Read our full LiteLLM supply chain attack breakdown for complete incident details.
Frequently Asked Questions
What is MCP and why does it affect my home AI setup?
MCP (Model Context Protocol) is the standard that lets AI assistants like Claude and tools like Cursor connect to external services — databases, APIs, file systems, and other software. If you use any AI tool that connects to outside services, you are likely using MCP. Each connection is a piece of software running on your machine or accessing your data, which means each one is a potential attack vector if compromised.
Do I need to disconnect all my MCP servers?
No. MCP is a useful and increasingly necessary protocol for getting real work done with AI tools. The goal is not to avoid MCP but to treat MCP servers with the same security scrutiny you would apply to any software you install on your machine. Verify the source, pin the version, isolate the environment, and monitor the traffic.
How did the LiteLLM attack involve MCP specifically?
The researcher who discovered the LiteLLM supply chain attack found it because a Cursor IDE MCP plugin pulled in LiteLLM as a transitive dependency — meaning the plugin depended on LiteLLM, which was automatically installed without the user explicitly requesting it. The malicious code in LiteLLM then executed on every Python process startup, harvesting credentials from the entire environment. The user never ran pip install litellm directly.
Is Ollama affected by MCP security risks?
Ollama itself runs local AI models and does not use MCP natively. However, if you connect Ollama to other tools through MCP servers — for example, using an MCP server that routes prompts to your local Ollama instance — the MCP server layer introduces its own risks. The Ollama model inference is safe, but the plumbing around it needs to be secured. Running Ollama on an isolated VLAN or in a container with restricted network access is still good practice.
What is a transitive dependency and why should I care?
A transitive dependency is a package that your software depends on indirectly. If you install Package A, and Package A requires Package B, then Package B is a transitive dependency — it gets installed automatically even though you never asked for it. The LiteLLM attack exploited this: users who installed an MCP plugin unknowingly pulled in LiteLLM, and LiteLLM had been poisoned. Pinning versions and auditing your full dependency tree are the primary defenses against this class of attack.
Can I use Pi-hole to protect my MCP connections?

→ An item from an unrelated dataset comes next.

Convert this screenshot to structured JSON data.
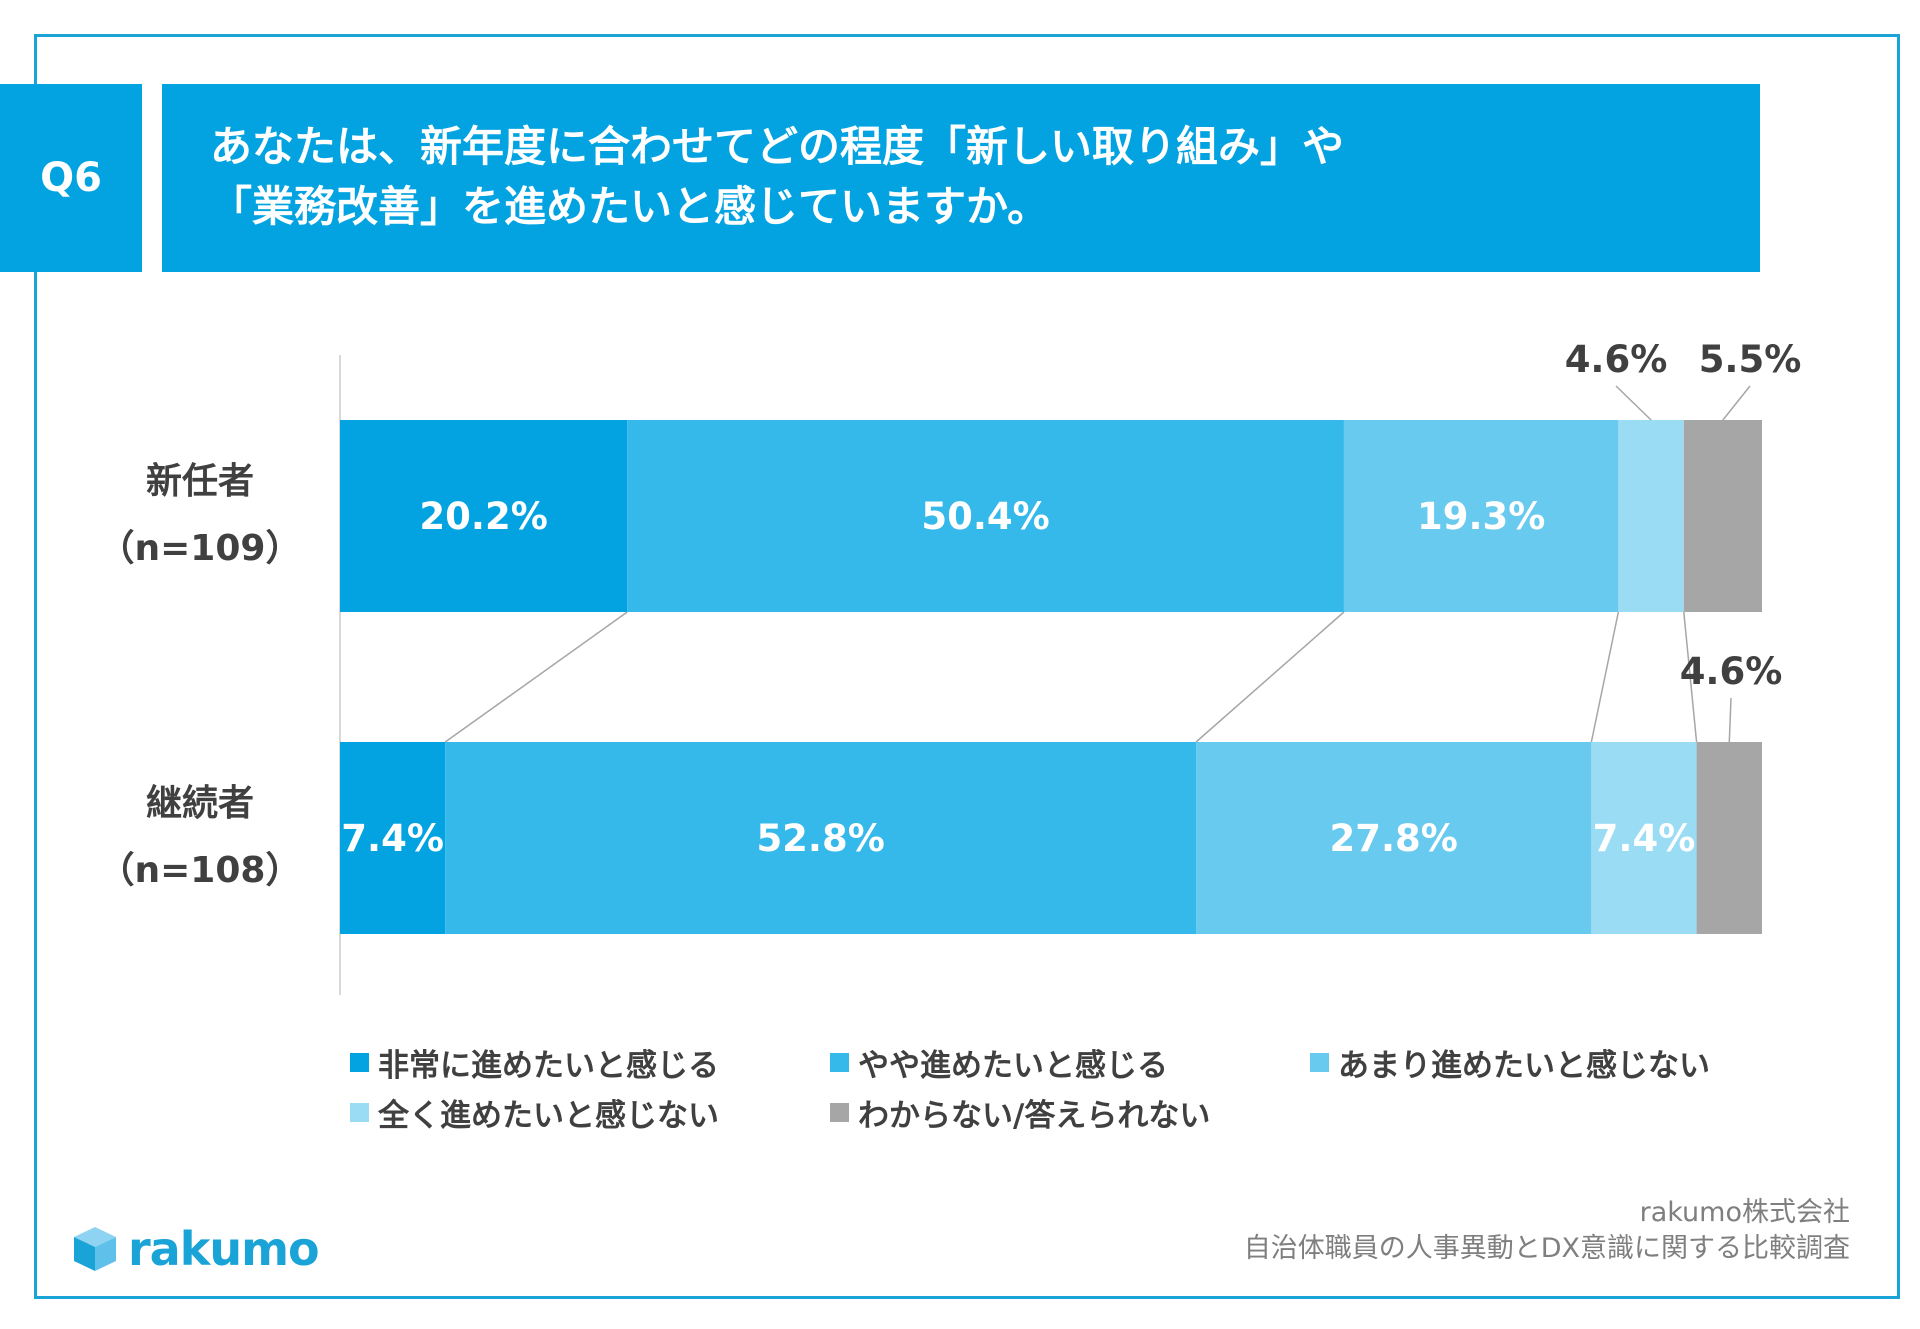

Yes, and we recommend it. Pi-hole operates at the DNS level, which means it can block MCP servers (or compromised dependencies within them) from reaching attacker-controlled domains. For your AI infrastructure, set up a dedicated Pi-hole group with a strict allowlist of the API domains your stack actually needs. This will not prevent all attacks, but it blocks the exfiltration step — which is where the actual damage happens. See our Pi-hole setup guide for detailed instructions. See our full Pi-hole setup guide.
How often should I audit my MCP connections?
At minimum, audit your MCP inventory whenever you add a new server, upgrade an existing one, or learn about a supply chain attack affecting tools in your stack. For active local AI setups, a monthly review of your inventory spreadsheet, pinned versions, and DNS logs takes about 15 minutes and is well worth the effort.